As part of the program, I needed to submit ideas for my dissertation. Although I submitted a few different topics ideas to my advisor, the late Dr. Byron Sherwin, none truly inspired me. I then spent a summer in Ukraine, traveling there after finishing a course on Holocaust history with Dr. Elliot Lefkovitz.

Taking a step back, In the 1980s, my dad and I shared an interest in genealogy which quickly became an obsession of mine. Things came full circle when I discovered that the genealogical research I was doing impacted how I looked at different historical periods. Both Dr. Lefkovitz and Dr. Sherwin asked me, “Do your experiences in the Ukraine perhaps lay the groundwork for your dissertation?”

I realized they were right and my topic was quickly approved. “In Living Memory” became one of very few doctoral dissertations about Jewish Genealogical research. It was through the doctorate that I gained a deeper understanding of the history and context which fueled my passion. The work was truly a labor of love.

Describe your new role at

As the Senior Research Manager at AncestryProGenealogists, I work mainly with Jewish families who wish to learn about their family tree. Based on the information available, my team and I comb through the resources here in the United States and all over the world.

I like to think of each project as mini history lessons for the client — learning about the different permutations of their name and what became of their ancestors as they immigrated. It’s a rewarding experience because the clients are thrilled with every new piece of information. As they become more immersed in their own stories, it keeps the researchers on our toes — wondering what we can find for them next.

How much time do you spend with each client?

The time can vary greatly. We try to provide an update every four-to-six weeks, with most projects taking five or six months from beginning to end. Frequently, the questions we answer lead to more questions, paving the way to further investigation. After all, genealogy is rarely self-contained. 

What would you say to someone considering the Spertus program?

In spite of so many types of long distance learning, this program is one of a kind. I felt a personal connection to the Spertus faculty and staff and they helped ensure the structure fit around normal work and family life.

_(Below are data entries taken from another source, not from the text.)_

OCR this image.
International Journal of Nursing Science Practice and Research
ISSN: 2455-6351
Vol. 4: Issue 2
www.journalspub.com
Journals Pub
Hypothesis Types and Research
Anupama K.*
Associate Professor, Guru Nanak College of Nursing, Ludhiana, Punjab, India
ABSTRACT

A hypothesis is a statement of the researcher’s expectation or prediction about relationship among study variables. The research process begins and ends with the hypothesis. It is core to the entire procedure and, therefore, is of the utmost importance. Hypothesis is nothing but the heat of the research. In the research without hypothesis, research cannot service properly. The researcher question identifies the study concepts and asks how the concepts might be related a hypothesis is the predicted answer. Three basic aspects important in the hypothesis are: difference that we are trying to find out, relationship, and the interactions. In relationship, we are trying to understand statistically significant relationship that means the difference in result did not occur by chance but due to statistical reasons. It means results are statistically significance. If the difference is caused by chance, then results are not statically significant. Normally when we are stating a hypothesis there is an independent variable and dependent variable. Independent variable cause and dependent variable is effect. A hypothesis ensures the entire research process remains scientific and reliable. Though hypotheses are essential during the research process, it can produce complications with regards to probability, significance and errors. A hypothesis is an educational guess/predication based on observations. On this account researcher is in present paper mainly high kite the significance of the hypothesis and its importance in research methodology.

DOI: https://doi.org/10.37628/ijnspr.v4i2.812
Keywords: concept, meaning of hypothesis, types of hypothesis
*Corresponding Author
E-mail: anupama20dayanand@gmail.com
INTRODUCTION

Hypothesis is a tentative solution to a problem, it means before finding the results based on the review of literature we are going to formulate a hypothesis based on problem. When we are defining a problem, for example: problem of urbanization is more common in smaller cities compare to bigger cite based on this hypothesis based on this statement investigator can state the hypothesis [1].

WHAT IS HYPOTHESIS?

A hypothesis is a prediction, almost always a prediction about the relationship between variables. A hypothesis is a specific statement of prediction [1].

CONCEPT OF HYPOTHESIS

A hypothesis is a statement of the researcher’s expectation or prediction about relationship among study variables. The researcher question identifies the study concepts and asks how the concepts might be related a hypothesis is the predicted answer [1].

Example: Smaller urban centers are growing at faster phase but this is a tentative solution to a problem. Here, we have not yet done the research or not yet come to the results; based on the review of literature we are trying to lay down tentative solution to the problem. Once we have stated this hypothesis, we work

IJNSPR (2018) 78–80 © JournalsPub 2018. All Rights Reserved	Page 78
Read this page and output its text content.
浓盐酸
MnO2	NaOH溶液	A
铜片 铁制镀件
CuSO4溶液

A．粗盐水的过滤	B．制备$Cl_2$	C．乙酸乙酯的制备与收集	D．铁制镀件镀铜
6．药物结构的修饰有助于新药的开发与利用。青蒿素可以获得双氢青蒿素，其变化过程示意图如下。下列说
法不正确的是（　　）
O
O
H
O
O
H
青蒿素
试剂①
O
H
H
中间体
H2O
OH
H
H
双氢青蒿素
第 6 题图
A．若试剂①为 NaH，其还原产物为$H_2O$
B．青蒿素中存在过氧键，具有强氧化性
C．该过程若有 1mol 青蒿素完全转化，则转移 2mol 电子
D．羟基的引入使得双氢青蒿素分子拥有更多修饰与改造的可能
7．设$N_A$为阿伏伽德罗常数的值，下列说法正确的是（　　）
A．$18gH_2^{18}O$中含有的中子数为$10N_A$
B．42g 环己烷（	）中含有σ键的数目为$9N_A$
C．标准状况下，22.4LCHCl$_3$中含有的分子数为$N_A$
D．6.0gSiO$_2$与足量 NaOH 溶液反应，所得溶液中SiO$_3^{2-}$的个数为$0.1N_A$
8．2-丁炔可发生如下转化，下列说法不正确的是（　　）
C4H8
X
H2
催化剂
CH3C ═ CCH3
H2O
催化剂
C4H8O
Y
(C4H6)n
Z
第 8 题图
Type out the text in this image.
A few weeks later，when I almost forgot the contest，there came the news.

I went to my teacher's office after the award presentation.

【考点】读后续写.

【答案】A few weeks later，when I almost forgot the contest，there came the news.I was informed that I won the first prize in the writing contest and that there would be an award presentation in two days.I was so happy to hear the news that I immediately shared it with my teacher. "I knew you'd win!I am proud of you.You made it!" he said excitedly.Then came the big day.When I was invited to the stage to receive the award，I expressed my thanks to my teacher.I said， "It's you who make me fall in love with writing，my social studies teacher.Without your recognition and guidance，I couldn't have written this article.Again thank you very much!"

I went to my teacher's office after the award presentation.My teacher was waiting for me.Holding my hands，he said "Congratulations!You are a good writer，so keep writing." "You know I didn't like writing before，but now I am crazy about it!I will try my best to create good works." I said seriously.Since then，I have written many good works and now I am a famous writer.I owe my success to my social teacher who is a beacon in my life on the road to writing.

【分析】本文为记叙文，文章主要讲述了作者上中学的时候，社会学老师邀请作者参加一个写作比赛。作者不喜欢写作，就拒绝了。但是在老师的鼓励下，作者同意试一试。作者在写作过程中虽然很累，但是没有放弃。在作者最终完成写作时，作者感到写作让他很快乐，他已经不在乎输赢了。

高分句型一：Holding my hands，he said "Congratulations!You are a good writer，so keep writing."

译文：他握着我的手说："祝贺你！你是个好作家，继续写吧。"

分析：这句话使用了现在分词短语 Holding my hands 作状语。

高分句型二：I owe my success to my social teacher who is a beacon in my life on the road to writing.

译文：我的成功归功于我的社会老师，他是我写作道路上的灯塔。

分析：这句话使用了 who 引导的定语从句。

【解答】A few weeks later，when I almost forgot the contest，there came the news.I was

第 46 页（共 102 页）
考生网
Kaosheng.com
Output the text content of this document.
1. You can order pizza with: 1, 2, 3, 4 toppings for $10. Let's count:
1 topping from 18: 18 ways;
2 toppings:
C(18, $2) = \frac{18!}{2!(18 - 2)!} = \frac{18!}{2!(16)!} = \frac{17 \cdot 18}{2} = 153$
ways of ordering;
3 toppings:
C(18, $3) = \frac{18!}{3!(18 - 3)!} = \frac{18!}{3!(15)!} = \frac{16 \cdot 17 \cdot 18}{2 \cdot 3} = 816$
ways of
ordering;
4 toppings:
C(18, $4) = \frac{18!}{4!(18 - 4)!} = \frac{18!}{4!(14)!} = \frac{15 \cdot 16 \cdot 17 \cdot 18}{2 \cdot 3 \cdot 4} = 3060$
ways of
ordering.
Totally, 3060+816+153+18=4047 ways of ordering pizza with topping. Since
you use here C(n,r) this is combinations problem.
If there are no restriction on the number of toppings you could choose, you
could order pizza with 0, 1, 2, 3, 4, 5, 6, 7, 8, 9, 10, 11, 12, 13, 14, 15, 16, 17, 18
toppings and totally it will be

It took me 18 years from start to finish, but I wouldn’t trade the experience for anything. Dr. Sherwin, and the rest of the faculty at Spertus, made me who I am today.

Bottom line: I enjoyed the work I did before, running the synagogue educational programing before I started at Spertus, but I knew that was not my only calling. In the 21st century, we can follow more than one dream, and thanks to Spertus, I was able to do just that.